The fallback_triangle_percent parameter controls the non-Nanite fallback mesh (used on platforms without Nanite support, e.g. mobile). Setting it to 1.0 keeps full resolution fallback; lower values reduce disk size at the cost of fallback fidelity.

Culling Integration

Nanite performs hierarchical culling at the cluster BVH level. Frustum and occlusion culling happen inside the GPU visibility pass using a two-pass depth pyramid approach: the first pass renders previously-visible clusters to build an occluder depth buffer; the second pass tests new clusters against it. This is functionally similar to HZB occlusion culling in the traditional pipeline but operates at cluster granularity without CPU readback.

Traditional UE5 rendering uses hardware occlusion queries or HZB queries submitted from the CPU. At high instance counts, these generate GPU stalls waiting for query results. Nanite's GPU-resident culling eliminates this round-trip.

// Profiling Nanite visibility pass in RenderDoc / UE Insights
// Key passes to inspect:
//   Nanite::InitCandidateNodes
//   Nanite::PersistentCull     — main BVH traversal
//   Nanite::Rasterize          — software + hardware raster
//   Nanite::EmitGBuffer        — resolve to GBuffer targets

// Stats via stat command:
stat nanite
stat nanitestreaming

Platform Support

Nanite requires SM6 / D3D12 (PC, Series X/S, PS5). It is not available on SM5, Vulkan below 1.2 (implementation-dependent), or mobile. Consoles below current-gen fall back to the Nanite fallback mesh defined at import. For cross-platform projects targeting last-gen hardware, a hybrid approach is mandatory: Nanite assets must carry a valid fallback LOD configuration.

Platform	Nanite	Notes
PC (DX12 SM6)	Full support	Requires GPU with SM6 tier 1+
PS5	Full support	Native GNM path
Xbox Series X/S	Full support	DX12U path
PS4 / Xbox One	Not supported	Fallback mesh used
Mobile (iOS/Android)	Not supported	Fallback mesh used
Vulkan (PC/Android)	Partial	Vulkan 1.3 + driver-dependent

Decision Guidance

Use Nanite when

Target platforms support SM6
Scene has high unique mesh count or dense instance populations
Assets are opaque static geometry (architecture, terrain props, rocks)
Eliminating LOD pop is a visual priority
Artist bandwidth for LOD generation is limited
Using Virtual Shadow Maps (native integration)
Foliage in mid-range without heavy WPO

Avoid Nanite for

Skeletal / skinned meshes (characters, cloth)
Translucent or particle-driven materials
Heavy real-time WPO at high instance counts
Cross-gen projects without platform budget for fallback authoring
Meshes with PDO-based depth effects
Landscape (use native LOD system)
Small primitive counts where traditional LODs are already optimal

Profiling & Debugging

The primary tool for Nanite debugging is the visualization modes accessible via the viewport Show menu or console:

// Nanite visualization modes
r.Nanite.Visualize triangles      // rendered triangle density
r.Nanite.Visualize clusters       // cluster boundaries
r.Nanite.Visualize overdraw       // depth complexity
r.Nanite.Visualize materialid     // per-material coverage
r.Nanite.Visualize instanceoverdraw // instance depth pile-up

// Key metrics from stat nanite:
// Nanite.Clusters.Total        — clusters evaluated in visibility pass
// Nanite.Triangles.Total       — triangles rasterized this frame
// Nanite.Pages.Streamed        — cluster pages streamed from disk
// Nanite.Culled.Percent        — culled vs. submitted ratio (target: >90%)

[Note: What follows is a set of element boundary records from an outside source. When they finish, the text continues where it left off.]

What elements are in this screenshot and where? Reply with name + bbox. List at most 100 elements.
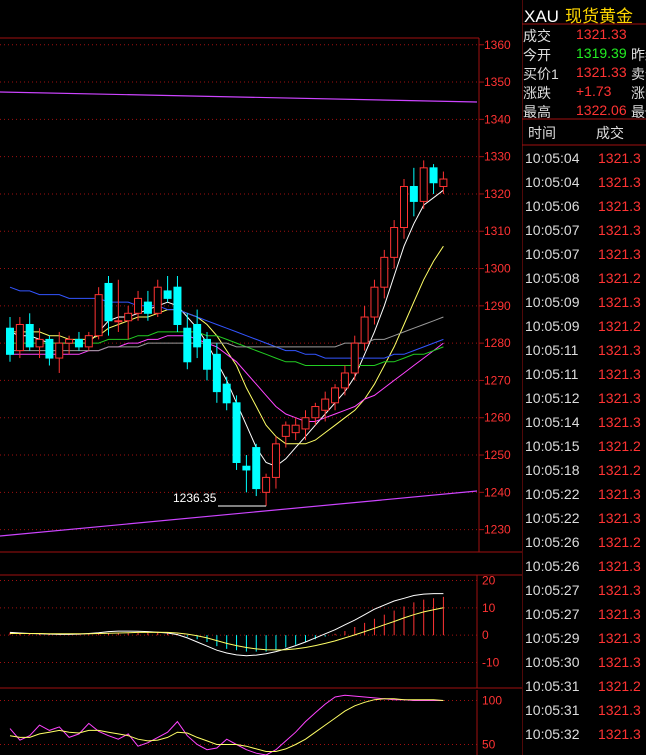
tick-price: 1321.3 — [598, 222, 641, 238]
candle-body — [370, 286, 379, 318]
quote-label: 涨跌 — [523, 85, 551, 101]
chart-area[interactable]: 1230 1240 1250 1260 1270 1280 1290 1300 1310 1320… — [0, 0, 522, 755]
candle-body — [173, 286, 182, 325]
price-tick-label: 1350 — [484, 75, 511, 89]
candle-body — [134, 297, 143, 314]
candle-body — [400, 185, 408, 229]
price-tick-label: 1250 — [484, 448, 511, 462]
price-tick-label: 1340 — [484, 112, 511, 126]
price-tick-label: 1320 — [484, 187, 511, 201]
candle-body — [94, 294, 103, 337]
candle-body — [242, 465, 251, 471]
candle-body — [25, 323, 34, 348]
quote-value: 1319.39 — [576, 45, 627, 61]
candle-body — [311, 406, 320, 419]
tick-time: 10:05:31 — [525, 702, 580, 718]
price-tick-label: 1240 — [484, 485, 511, 499]
candle-body — [55, 342, 64, 359]
candle-body — [301, 417, 310, 430]
tick-time: 10:05:12 — [525, 390, 580, 406]
candle-body — [143, 301, 152, 314]
macd-tick-label: 0 — [482, 628, 489, 642]
candle-body — [65, 338, 74, 344]
candle-body — [153, 286, 162, 314]
quote-label: 今开 — [523, 47, 551, 63]
quote-extra: 最低 — [631, 104, 646, 120]
tick-price: 1321.2 — [598, 678, 641, 694]
tick-price: 1321.3 — [598, 486, 641, 502]
price-tick-label: 1300 — [484, 262, 511, 276]
low-annotation-label: 1236.35 — [173, 491, 217, 505]
tick-time: 10:05:22 — [525, 486, 580, 502]
candle-body — [74, 338, 83, 348]
tick-time: 10:05:09 — [525, 318, 580, 334]
tick-price: 1321.3 — [598, 582, 641, 598]
tick-time: 10:05:31 — [525, 678, 580, 694]
tick-price: 1321.3 — [598, 606, 641, 622]
candle — [232, 395, 241, 470]
candle — [252, 443, 261, 497]
quote-extra: 涨幅 — [631, 85, 646, 101]
candle-body — [429, 167, 438, 184]
tick-time: 10:05:07 — [525, 246, 580, 262]
candle-body — [380, 256, 389, 288]
candle-body — [252, 447, 261, 490]
ticks-header-price: 成交 — [596, 125, 624, 141]
tick-price: 1321.2 — [598, 438, 641, 454]
tick-time: 10:05:29 — [525, 630, 580, 646]
candle-body — [212, 353, 221, 393]
ticks-header-time: 时间 — [528, 125, 556, 141]
candle-body — [35, 338, 44, 348]
tick-time: 10:05:14 — [525, 414, 580, 430]
quote-extra: 卖价 — [631, 66, 646, 82]
quote-extra: 昨结 — [631, 47, 646, 63]
tick-price: 1321.2 — [598, 270, 641, 286]
quote-value: 1322.06 — [576, 102, 627, 118]
candle-body — [321, 398, 330, 411]
tick-price: 1321.3 — [598, 294, 641, 310]
candle-body — [419, 167, 428, 202]
quote-label: 买价1 — [523, 66, 559, 82]
tick-price: 1321.3 — [598, 390, 641, 406]
tick-time: 10:05:22 — [525, 510, 580, 526]
tick-time: 10:05:26 — [525, 558, 580, 574]
candle-body — [6, 327, 14, 355]
tick-time: 10:05:11 — [525, 366, 579, 382]
tick-time: 10:05:27 — [525, 606, 580, 622]
tick-price: 1321.2 — [598, 318, 641, 334]
tick-time: 10:05:18 — [525, 462, 580, 478]
candle-body — [104, 282, 113, 322]
candle-body — [163, 290, 172, 299]
candle-body — [193, 323, 202, 348]
tick-price: 1321.2 — [598, 462, 641, 478]
quote-panel: XAU现货黄金 成交 1321.33 今开 1319.39 昨结 买价1 132… — [522, 0, 646, 755]
candle-body — [281, 424, 290, 437]
tick-time: 10:05:32 — [525, 726, 580, 742]
tick-price: 1321.3 — [598, 246, 641, 262]
tick-price: 1321.3 — [598, 702, 641, 718]
quote-label: 成交 — [523, 28, 551, 44]
quote-label: 最高 — [523, 104, 551, 120]
candle-body — [203, 338, 211, 370]
candle-body — [124, 312, 133, 322]
tick-time: 10:05:15 — [525, 438, 580, 454]
candle-body — [409, 185, 418, 202]
osc-tick-label: 100 — [482, 694, 502, 708]
tick-time: 10:05:09 — [525, 294, 580, 310]
quote-value: 1321.33 — [576, 64, 627, 80]
price-tick-label: 1290 — [484, 299, 511, 313]
candle-body — [84, 335, 93, 348]
candle-body — [114, 320, 123, 323]
candle-body — [350, 342, 359, 374]
price-tick-label: 1260 — [484, 411, 511, 425]
price-tick-label: 1230 — [484, 523, 511, 537]
candle-body — [183, 327, 192, 363]
tick-price: 1321.2 — [598, 534, 641, 550]
tick-price: 1321.3 — [598, 150, 641, 166]
candle-body — [222, 383, 231, 404]
tick-price: 1321.3 — [598, 198, 641, 214]
quote-value: +1.73 — [576, 83, 612, 99]
candle-body — [45, 338, 54, 359]
tick-time: 10:05:04 — [525, 174, 580, 190]
candle-body — [291, 424, 300, 434]
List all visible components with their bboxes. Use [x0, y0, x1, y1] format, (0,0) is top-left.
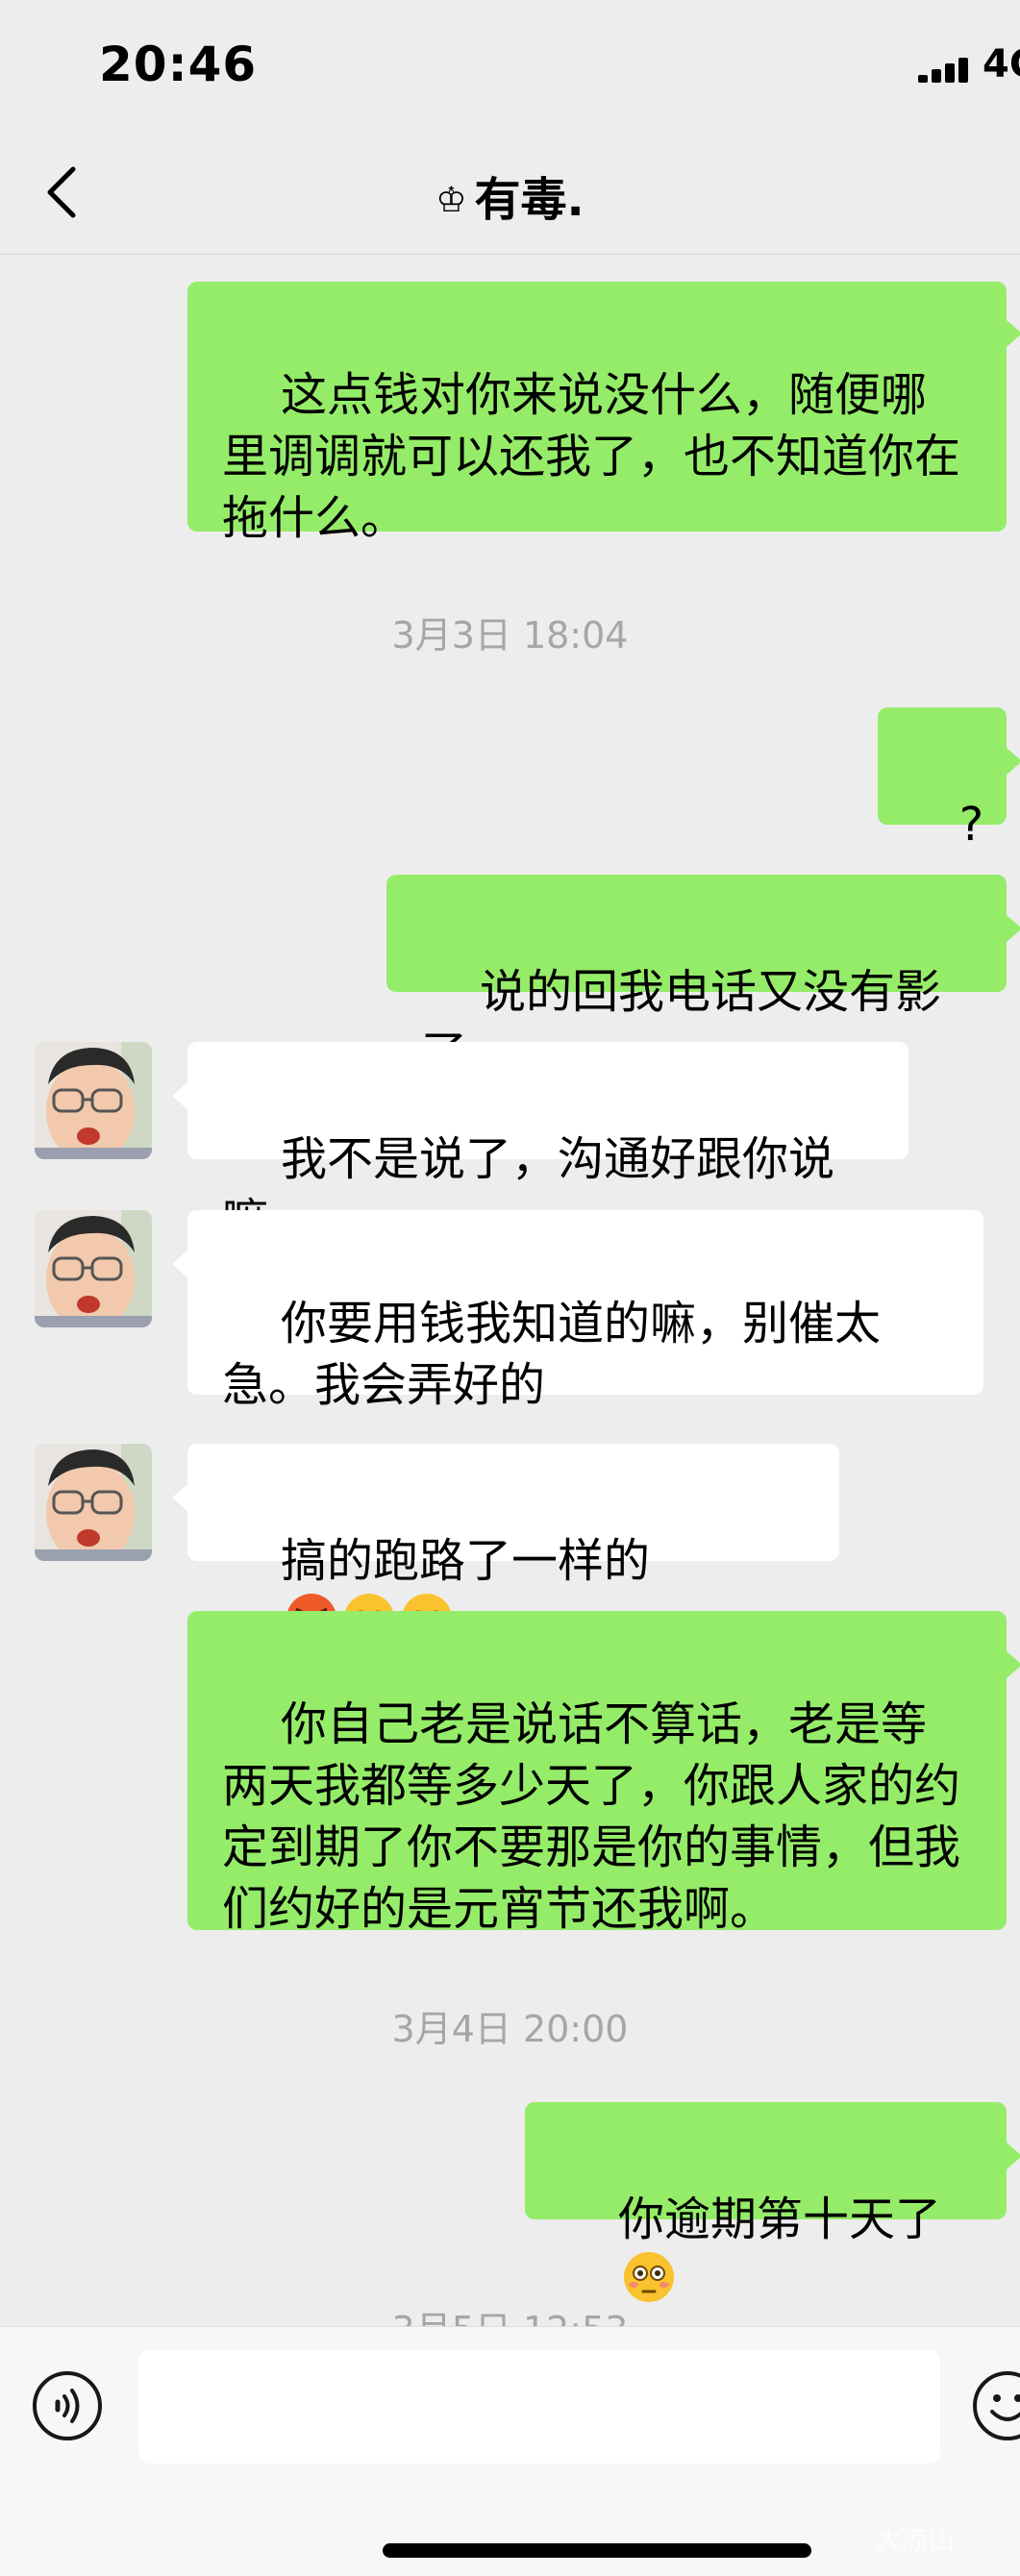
bubble-tail: [1007, 748, 1020, 775]
avatar[interactable]: [35, 1042, 152, 1159]
emoji-smiley-icon[interactable]: [971, 2369, 1020, 2442]
message-list[interactable]: 这点钱对你来说没什么，随便哪里调调就可以还我了，也不知道你在拖什么。 3月3日 …: [0, 255, 1020, 2326]
chat-title: ♔ 有毒.: [0, 161, 1020, 229]
message-input[interactable]: [138, 2350, 940, 2464]
network-type: 4G: [983, 42, 1020, 87]
chat-title-text: 有毒.: [474, 173, 585, 227]
status-bar: 20:46 4G: [0, 0, 1020, 135]
timestamp: 3月4日 20:00: [391, 2008, 629, 2050]
bubble-tail: [1007, 320, 1020, 347]
timestamp: 3月3日 18:04: [391, 614, 629, 656]
message-text: 你逾期第十天了: [618, 2192, 942, 2246]
home-indicator[interactable]: [383, 2543, 811, 2558]
watermark: 大凉山: [875, 2524, 957, 2556]
outgoing-message[interactable]: 你逾期第十天了: [525, 2102, 1007, 2302]
incoming-message[interactable]: 我不是说了，沟通好跟你说嘛: [187, 1042, 908, 1248]
incoming-message[interactable]: 你要用钱我知道的嘛，别催太急。我会弄好的: [187, 1210, 983, 1412]
outgoing-message[interactable]: 你自己老是说话不算话，老是等两天我都等多少天了，你跟人家的约定到期了你不要那是你…: [187, 1611, 1007, 1936]
outgoing-message[interactable]: 这点钱对你来说没什么，随便哪里调调就可以还我了，也不知道你在拖什么。: [187, 282, 1007, 545]
avatar-photo-icon: [35, 1042, 152, 1159]
chat-header: ♔ 有毒.: [0, 135, 1020, 255]
bubble-tail: [172, 1484, 187, 1511]
bubble-tail: [1007, 915, 1020, 942]
status-time: 20:46: [99, 37, 258, 92]
flushed-face-emoji: [624, 2252, 675, 2302]
message-text: 搞的跑路了一样的: [281, 1534, 651, 1588]
avatar[interactable]: [35, 1210, 152, 1327]
incoming-message[interactable]: 搞的跑路了一样的: [187, 1444, 839, 1644]
bubble-tail: [172, 1251, 187, 1277]
bubble-tail: [1007, 1651, 1020, 1678]
voice-input-icon[interactable]: [31, 2369, 104, 2442]
message-text: ?: [958, 798, 984, 852]
avatar[interactable]: [35, 1444, 152, 1561]
outgoing-message[interactable]: 说的回我电话又没有影了: [386, 875, 1007, 1080]
input-bar: 大凉山: [0, 2326, 1020, 2576]
message-text: 你自己老是说话不算话，老是等两天我都等多少天了，你跟人家的约定到期了你不要那是你…: [222, 1697, 961, 1936]
signal-strength-icon: [918, 58, 972, 83]
bubble-tail: [172, 1082, 187, 1109]
outgoing-message[interactable]: ?: [878, 707, 1007, 852]
message-text: 你要用钱我知道的嘛，别催太急。我会弄好的: [222, 1297, 882, 1412]
message-text: 这点钱对你来说没什么，随便哪里调调就可以还我了，也不知道你在拖什么。: [222, 368, 961, 545]
crown-icon: ♔: [435, 181, 467, 220]
avatar-photo-icon: [35, 1444, 152, 1561]
timestamp: 3月5日 12:53: [0, 2300, 1020, 2326]
avatar-photo-icon: [35, 1210, 152, 1327]
bubble-tail: [1007, 2143, 1020, 2169]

For traditional LOD debugging, stat initviews and ProfileGPU expose draw call breakdown and occlusion query cost. The LOD coloring visualizer (Show > LOD Coloring) overlays current LOD level per mesh in the viewport — essential for identifying LOD bias and transition band issues.

Performance Target

A Nanite.Culled.Percent below 85% typically indicates depth complexity problems — scene layout with excessive overdraw (dense foliage canopy, layered particle-heavy atmosphere). This is a scene design issue, not a Nanite configuration issue, and applies equally to traditional rasterization.